Belinda turned and headed back down the hallway, and unable to fight them a moment longer, she let the silent tears fall.

That poor woman. They love each other so much.

She grabbed her bag from the staff lounge, and feeling an urgent need to escape she hurried out to her car.  Sitting behind the wheel she leaned back and closed her eyes.

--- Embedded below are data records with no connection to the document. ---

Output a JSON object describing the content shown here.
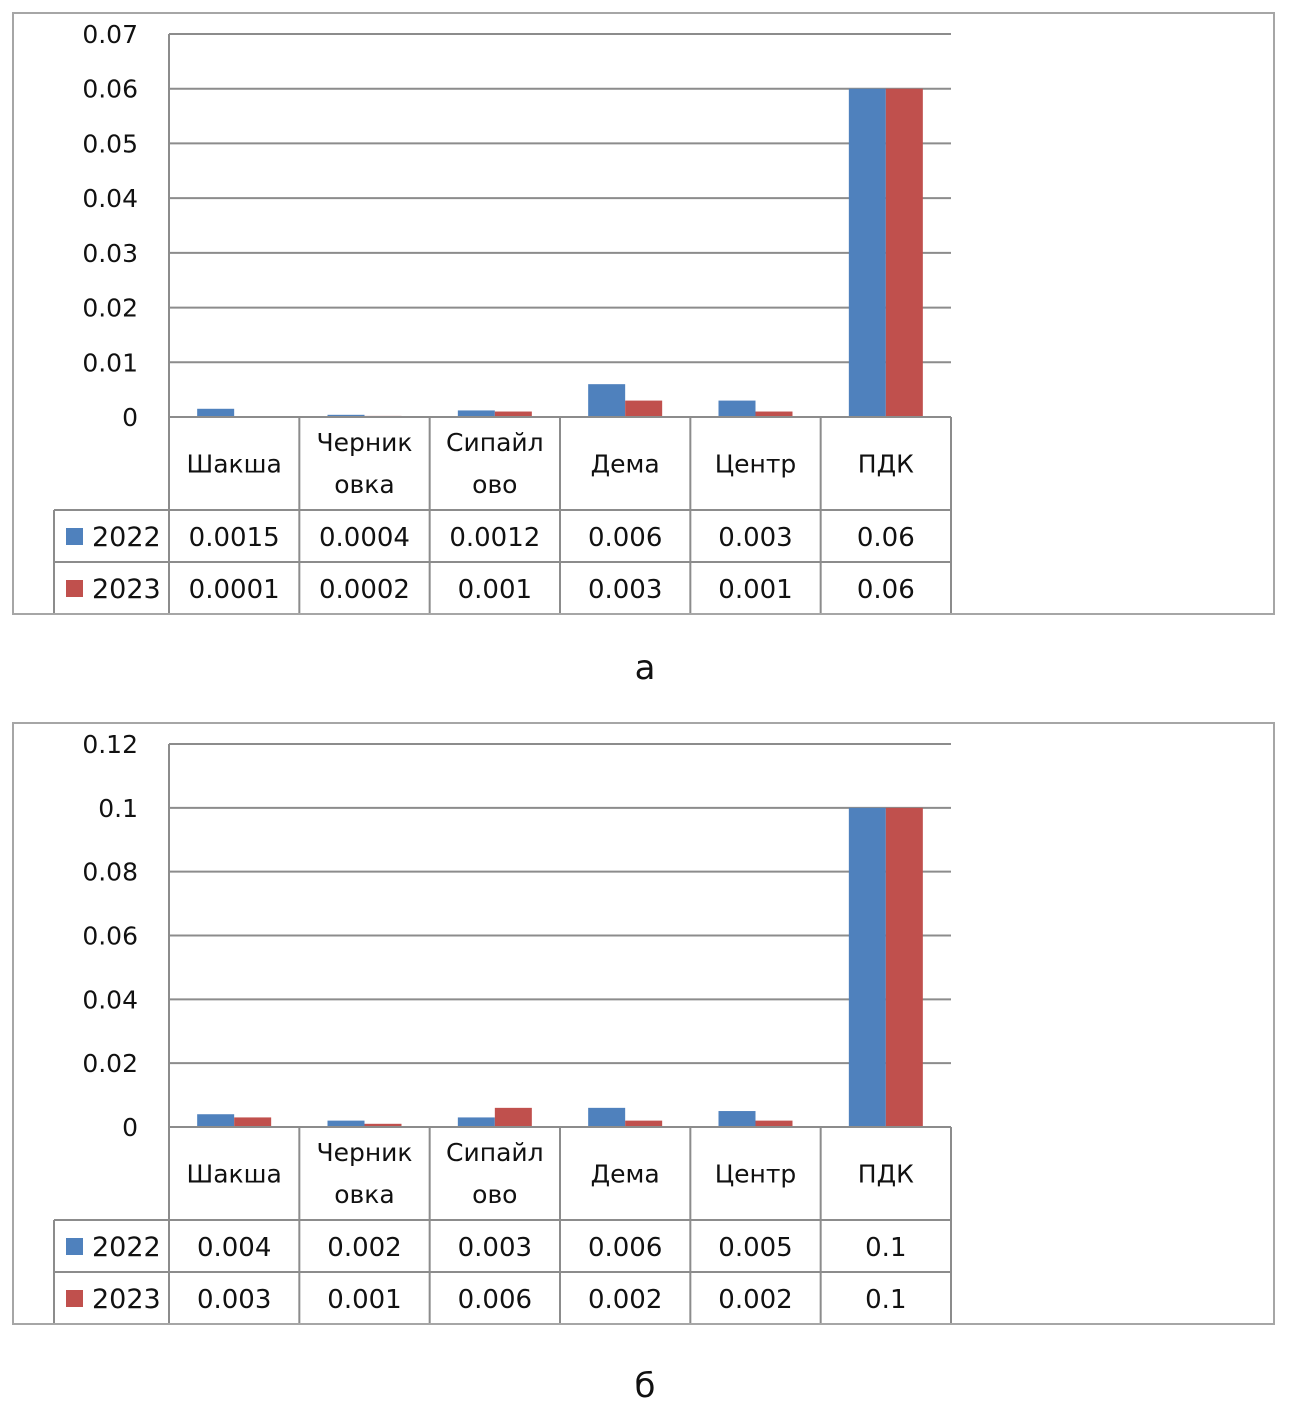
{
  "colors": {
    "2022": "#4f81bd",
    "2023": "#c0504d",
    "grid": "#8c8c8c",
    "frame": "#a6a6a6"
  },
  "captions": {
    "a": "а",
    "b": "б"
  },
  "chart_data": [
    {
      "type": "bar",
      "ylim": [
        0,
        0.07
      ],
      "yticks": [
        "0",
        "0.01",
        "0.02",
        "0.03",
        "0.04",
        "0.05",
        "0.06",
        "0.07"
      ],
      "categories": [
        [
          "Шакша"
        ],
        [
          "Черник",
          "овка"
        ],
        [
          "Сипайл",
          "ово"
        ],
        [
          "Дема"
        ],
        [
          "Центр"
        ],
        [
          "ПДК"
        ]
      ],
      "series": [
        {
          "name": "2022",
          "values": [
            0.0015,
            0.0004,
            0.0012,
            0.006,
            0.003,
            0.06
          ],
          "labels": [
            "0.0015",
            "0.0004",
            "0.0012",
            "0.006",
            "0.003",
            "0.06"
          ]
        },
        {
          "name": "2023",
          "values": [
            0.0001,
            0.0002,
            0.001,
            0.003,
            0.001,
            0.06
          ],
          "labels": [
            "0.0001",
            "0.0002",
            "0.001",
            "0.003",
            "0.001",
            "0.06"
          ]
        }
      ],
      "grid": true,
      "legend": "data-table"
    },
    {
      "type": "bar",
      "ylim": [
        0,
        0.12
      ],
      "yticks": [
        "0",
        "0.02",
        "0.04",
        "0.06",
        "0.08",
        "0.1",
        "0.12"
      ],
      "categories": [
        [
          "Шакша"
        ],
        [
          "Черник",
          "овка"
        ],
        [
          "Сипайл",
          "ово"
        ],
        [
          "Дема"
        ],
        [
          "Центр"
        ],
        [
          "ПДК"
        ]
      ],
      "series": [
        {
          "name": "2022",
          "values": [
            0.004,
            0.002,
            0.003,
            0.006,
            0.005,
            0.1
          ],
          "labels": [
            "0.004",
            "0.002",
            "0.003",
            "0.006",
            "0.005",
            "0.1"
          ]
        },
        {
          "name": "2023",
          "values": [
            0.003,
            0.001,
            0.006,
            0.002,
            0.002,
            0.1
          ],
          "labels": [
            "0.003",
            "0.001",
            "0.006",
            "0.002",
            "0.002",
            "0.1"
          ]
        }
      ],
      "grid": true,
      "legend": "data-table"
    }
  ]
}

“I never want to be her,” she muttered. “Never.”

Opening her bag she pulled out her phone and stared at Troy’s name.

“Of all the careers in the world, why did you have to be stuntman?”

Taking a deep breath, she hovered her finger, then hit SEND; he answered on the second ring.

“Belinda, it’s good to hear from you.”

“Troy, you’re the first guy I’ve met in a long time that made me feel…that thing…and this is really hard,” she managed, “but I can’t do it.”

“Can’t do what exactly?”

“See you again. Jumping off buildings…flipping cars…it terrifies me.  I’m sorry, I’m really sorry, I can’t walk through this door.”